After Messner was selected for the program, VCU’s Center for Teaching Excellence (CTE) supported funding the glasses which currently go for about $1,500 apiece. Messner currently has one Google Glass

“Because the glasses aren’t publicly available you actually have to buy them from Google for this program and the CTE was so generous to give me the funds and I got them right before the break and I really started to play around with them yesterday,” Messner said.

VCU also agreed to pay for Kreher’s glasses once he and his peers learned they had been chosen for the program.

“We got two pairs and VCU paid for both because they go for about $1,500,” Kreher said. “Each semester the student group changes for the project, so they aren’t in my possession anymore.”

Messner said that his journey using Glass is still in its infancy and he does not have any set assignments for their use in his class yet.

In the spring, Messner teaches a combined graduate and undergraduate social media research class and said he wants to develop a research project with his students. “This is all in a very experimental phase, there’s no set curriculum.  I’m trying to get a handle on the technology myself first,” he said.

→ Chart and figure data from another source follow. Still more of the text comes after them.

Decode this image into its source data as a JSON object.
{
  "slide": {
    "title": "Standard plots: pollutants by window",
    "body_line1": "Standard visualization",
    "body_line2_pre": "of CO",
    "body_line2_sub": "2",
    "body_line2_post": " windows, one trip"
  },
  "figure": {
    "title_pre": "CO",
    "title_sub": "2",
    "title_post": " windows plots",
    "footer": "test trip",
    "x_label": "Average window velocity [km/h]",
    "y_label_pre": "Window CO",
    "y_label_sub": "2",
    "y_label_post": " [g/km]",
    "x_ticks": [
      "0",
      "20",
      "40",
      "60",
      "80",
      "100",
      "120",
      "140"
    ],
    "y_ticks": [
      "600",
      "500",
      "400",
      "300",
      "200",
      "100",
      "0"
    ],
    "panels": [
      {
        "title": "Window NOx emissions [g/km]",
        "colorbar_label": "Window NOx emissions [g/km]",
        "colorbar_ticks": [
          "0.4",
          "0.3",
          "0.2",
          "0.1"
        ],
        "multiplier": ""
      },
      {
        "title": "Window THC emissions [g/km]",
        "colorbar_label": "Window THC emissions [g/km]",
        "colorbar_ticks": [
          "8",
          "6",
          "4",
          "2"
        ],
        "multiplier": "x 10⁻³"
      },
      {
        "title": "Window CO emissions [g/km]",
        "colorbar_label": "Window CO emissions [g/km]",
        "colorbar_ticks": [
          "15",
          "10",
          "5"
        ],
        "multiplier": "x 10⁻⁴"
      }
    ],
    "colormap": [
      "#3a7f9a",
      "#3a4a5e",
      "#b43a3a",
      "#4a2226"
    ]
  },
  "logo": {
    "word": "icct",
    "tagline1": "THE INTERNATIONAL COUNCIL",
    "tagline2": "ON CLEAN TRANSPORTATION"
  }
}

Messner said he wants to introduce the technology in summer programs as well as the mobile social media reporting class he teaches called iPad Journos.

“In the fall I’d like to try out how the glass technology could be used in multimedia reporting in conjunction with the iPad Journos course as well,” he said.

Messner stated on his blog that he hopes to conduct research projects with his colleagues in the Center for Media + Health and share their experiences with Glass as well.

CORRECTION: A previous version of this story stated that the Google Glass Explorer Program distributed Glass worldwide and 300 U.S. testers were chosen. Glass is only available in the United States.  The CT regrets this error.